Sunday, September 23, 2007

Seraphim Falls

The verdict: A slow-burning western, not without it's charm.

The rating: 6/10

'Seraphim Falls' is very marketable movie: it's a beautiful looking western with a great cast, and it's pretty watchable, if a little on the dull side. However, even when the movie was released in Ireland, the country of origin of the movie's two leading men, there was nary a whisper about it. Were Neeson and Brosnan on the Late Late show, and I missed it perhaps? Who knows, but I remember seeing one poster for this movie, and one review on TV, before it sank into obscurity.

Movie marketing just makes no sense to me. At some point in the mogul hierarchy, a decision is made whether to promote a movie or not, and for some reason, the 'Norbit' gets blanket media coverage for a fortnight, and movies like this, and others, such as 'Thank You For Smoking' must rely on word of mouth and peer recommendation to find an audience.

Ok, rant over. This Western is an old-fashioned slow-burning story in three acts that pits Liam Neeson's posse in pursuit of lone wolf Pierce Brosnan. The odds are stacked against Gideon's survival right from the opening moments of the movie, and he must struggle manfully to stay alive. This western is more 'Apocalypto' than 'Unforgiven', but if Gibson's Mayan pursuit movie was a hundred metre dash, this is more like a Winter Olympic biathlon, with the protagonists travelling long distances before stopping every now and again to shoot at each other.

Gradually, over the course of the chase, we learn of a dark secret that bonds these two men. Brosnan's character - and performance - is the more interesting of the two however, as the script is craftily fashioned to engineer the audience's sympathies for him in the first half of the movie, despite our knowledge that he must have done something wrong to be chased so relentlessly by Liam Neeson. I mean come on, that's Oscar Schindler for chrissakes, you've got to really piss him off to make him want to get a posse together!

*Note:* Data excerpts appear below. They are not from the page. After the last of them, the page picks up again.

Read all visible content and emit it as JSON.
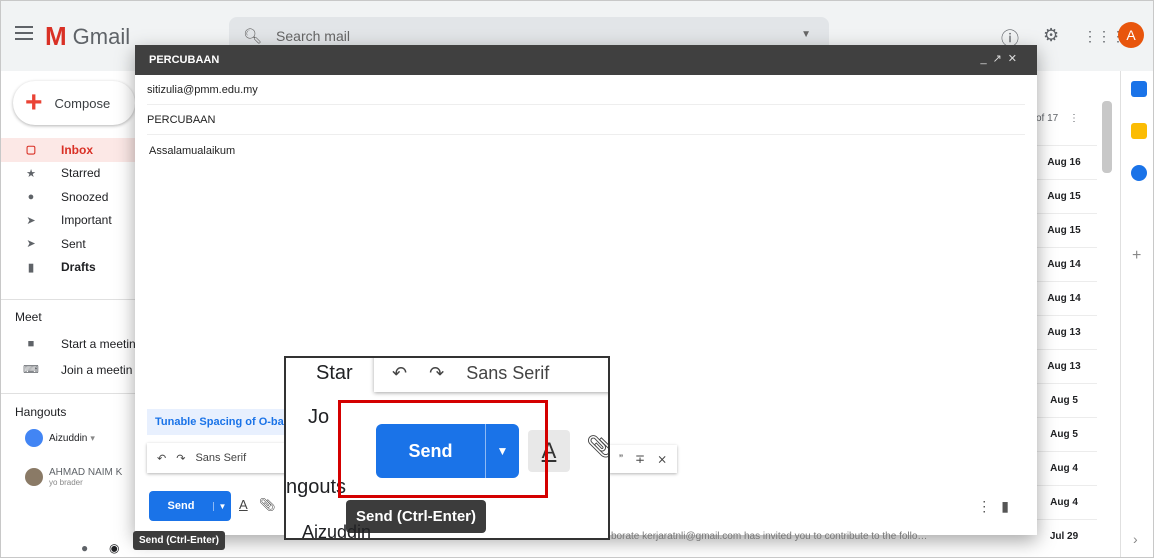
{
  "topbar": {
    "app_name": "Gmail",
    "logo_letter": "M",
    "search_placeholder": "Search mail",
    "avatar_letter": "A"
  },
  "sidebar": {
    "compose_label": "Compose",
    "items": [
      {
        "label": "Inbox"
      },
      {
        "label": "Starred"
      },
      {
        "label": "Snoozed"
      },
      {
        "label": "Important"
      },
      {
        "label": "Sent"
      },
      {
        "label": "Drafts"
      }
    ],
    "meet_title": "Meet",
    "meet_items": [
      {
        "label": "Start a meetin"
      },
      {
        "label": "Join a meetin"
      }
    ],
    "hangouts_title": "Hangouts",
    "hangouts_user": "Aizuddin",
    "hangouts_contact_name": "AHMAD NAIM K",
    "hangouts_contact_status": "yo brader"
  },
  "list": {
    "page_info": "of 17",
    "dates": [
      "Aug 16",
      "Aug 15",
      "Aug 15",
      "Aug 14",
      "Aug 14",
      "Aug 13",
      "Aug 13",
      "Aug 5",
      "Aug 5",
      "Aug 4",
      "Aug 4",
      "Jul 29"
    ],
    "bottom_snippet": "…borate  kerjaratnli@gmail.com has invited you to contribute to the follo…"
  },
  "compose": {
    "title": "PERCUBAAN",
    "to": "sitizulia@pmm.edu.my",
    "subject": "PERCUBAAN",
    "body": "Assalamualaikum",
    "suggestion": "Tunable Spacing of O-ba",
    "font": "Sans Serif",
    "send_label": "Send",
    "send_tooltip": "Send (Ctrl-Enter)"
  },
  "zoom": {
    "bg_start": "Star",
    "bg_join": "Jo",
    "bg_hangouts": "ngouts",
    "bg_user": "Aizuddin",
    "font": "Sans Serif",
    "send_label": "Send",
    "tooltip": "Send (Ctrl-Enter)"
  },
  "icons": [
    "menu-icon",
    "search-icon",
    "help-icon",
    "settings-icon",
    "apps-icon",
    "undo-icon",
    "redo-icon",
    "text-format-icon",
    "attach-icon",
    "quote-icon",
    "strikethrough-icon",
    "clear-format-icon",
    "more-options-icon",
    "trash-icon"
  ]
}
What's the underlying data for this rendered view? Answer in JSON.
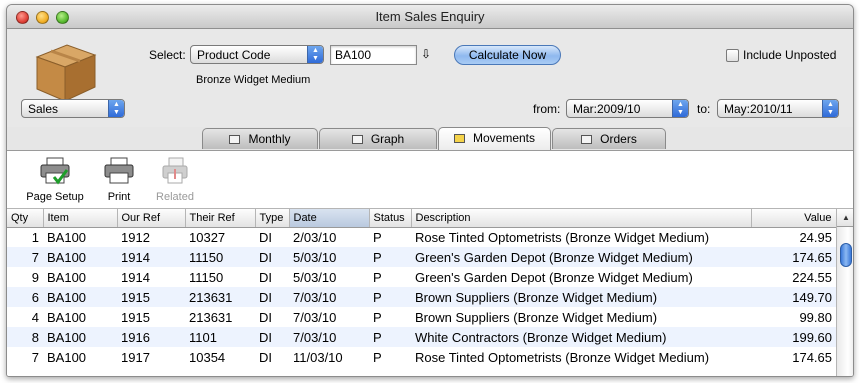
{
  "window": {
    "title": "Item Sales Enquiry"
  },
  "header": {
    "select_label": "Select:",
    "select_value": "Product Code",
    "code_value": "BA100",
    "item_description": "Bronze Widget Medium",
    "calculate_label": "Calculate Now",
    "include_unposted_label": "Include Unposted",
    "include_unposted_checked": false,
    "mode_value": "Sales",
    "from_label": "from:",
    "from_value": "Mar:2009/10",
    "to_label": "to:",
    "to_value": "May:2010/11"
  },
  "tabs": [
    {
      "label": "Monthly",
      "active": false
    },
    {
      "label": "Graph",
      "active": false
    },
    {
      "label": "Movements",
      "active": true
    },
    {
      "label": "Orders",
      "active": false
    }
  ],
  "toolbar": {
    "page_setup_label": "Page Setup",
    "print_label": "Print",
    "related_label": "Related"
  },
  "table": {
    "columns": [
      "Qty",
      "Item",
      "Our Ref",
      "Their Ref",
      "Type",
      "Date",
      "Status",
      "Description",
      "Value"
    ],
    "sorted_column": "Date",
    "rows": [
      [
        "1",
        "BA100",
        "1912",
        "10327",
        "DI",
        "2/03/10",
        "P",
        "Rose Tinted Optometrists (Bronze Widget Medium)",
        "24.95"
      ],
      [
        "7",
        "BA100",
        "1914",
        "11150",
        "DI",
        "5/03/10",
        "P",
        "Green's Garden Depot (Bronze Widget Medium)",
        "174.65"
      ],
      [
        "9",
        "BA100",
        "1914",
        "11150",
        "DI",
        "5/03/10",
        "P",
        "Green's Garden Depot (Bronze Widget Medium)",
        "224.55"
      ],
      [
        "6",
        "BA100",
        "1915",
        "213631",
        "DI",
        "7/03/10",
        "P",
        "Brown Suppliers (Bronze Widget Medium)",
        "149.70"
      ],
      [
        "4",
        "BA100",
        "1915",
        "213631",
        "DI",
        "7/03/10",
        "P",
        "Brown Suppliers (Bronze Widget Medium)",
        "99.80"
      ],
      [
        "8",
        "BA100",
        "1916",
        "1101",
        "DI",
        "7/03/10",
        "P",
        "White Contractors (Bronze Widget Medium)",
        "199.60"
      ],
      [
        "7",
        "BA100",
        "1917",
        "10354",
        "DI",
        "11/03/10",
        "P",
        "Rose Tinted Optometrists (Bronze Widget Medium)",
        "174.65"
      ]
    ]
  },
  "colors": {
    "accent": "#3b79d9",
    "row_alt": "#edf3fe",
    "window_bg": "#e6e6e6"
  },
  "icons": {
    "product": "cardboard-box-icon",
    "page_setup": "printer-check-icon",
    "print": "printer-icon",
    "related": "related-document-icon",
    "code_lookup": "arrow-down-icon"
  }
}
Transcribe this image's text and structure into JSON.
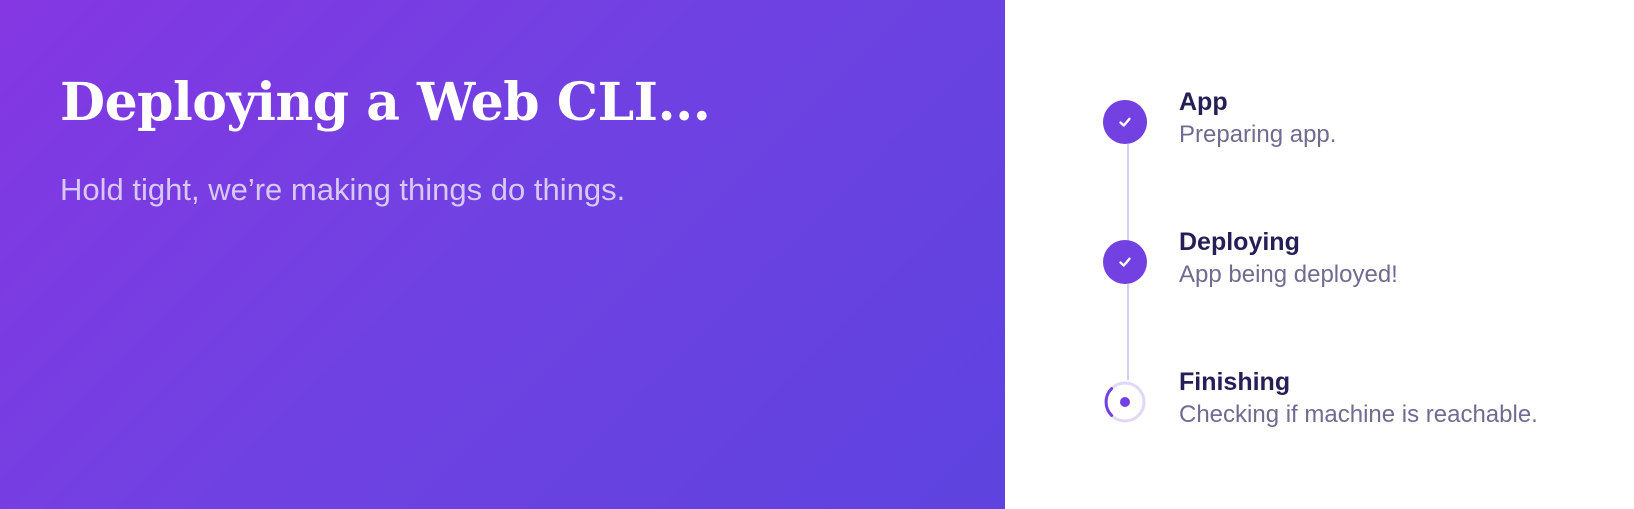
{
  "hero": {
    "title": "Deploying a Web CLI...",
    "subtitle": "Hold tight, we’re making things do things."
  },
  "steps": [
    {
      "title": "App",
      "description": "Preparing app.",
      "status": "complete",
      "icon": "check-icon"
    },
    {
      "title": "Deploying",
      "description": "App being deployed!",
      "status": "complete",
      "icon": "check-icon"
    },
    {
      "title": "Finishing",
      "description": "Checking if machine is reachable.",
      "status": "in-progress",
      "icon": "spinner-icon"
    }
  ],
  "colors": {
    "gradient_start": "#8437e2",
    "gradient_end": "#5d43df",
    "accent": "#7340e1",
    "title_text": "#241f57",
    "muted_text": "#6f6b91",
    "track": "#d9cdf3"
  }
}
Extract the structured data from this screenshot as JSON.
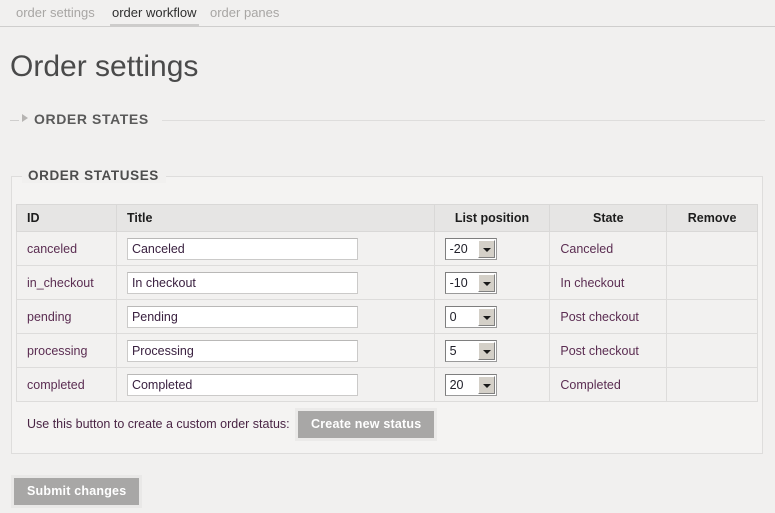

As the pursuit progresses, we gradually get to know the two men better, as well as the tragic events that have given rise to Neeson's morbid pursuit. This is not a case of good guy chasing bad, but Neeson's motives for revenge are certainly black and white, while Brosnan's character is a little less cut and dry. Later, in the third act, things get more than a little allegorical and symbolic, with Anjelica Huston's appearance in particular resembling a devil at a crossroads, presenting these two men with choices that will ultimately decide their fate.

It's a beautiful looking film, and Brosnan is great in the lead role, with Neeson an excellent foil, even if he has relatively less to work with. The script is well constructed for the first two thirds, but jars a little when things start getting all surreal. Strangely, this movie's best moments were those when the characters weren't talking at all, and we're left to fill in the blanks. Some of the best scenes feature Brosnan's character using his survival skills, and there is more than a dash of 'First Blood' in some of his early scenes. However, later, when the back story is revealed in particular, my interest certainly waned a little, and the last third plodded a little for me.

I'm boggled why this movie was dropped by the marketing men, as it's got a lot going for it. Also, with '3:10 To Yuma' doing great business, and the Coen Brother's 'No Country for Old Men' being hailed as their best work in years, there could have been a wave of audience interest in Westerns to ride. As it is, this movie will probably sink to the 'straight-to-dvd' shelves, which is a shame, because it's not that bad. I won't lose too much sleep though, because it's not that great either.

Recommended for fans of the Western genre perhaps, and for those interested in Brosnan's post-Bond career-high performances. The man from Navan is really enjoying himself these days.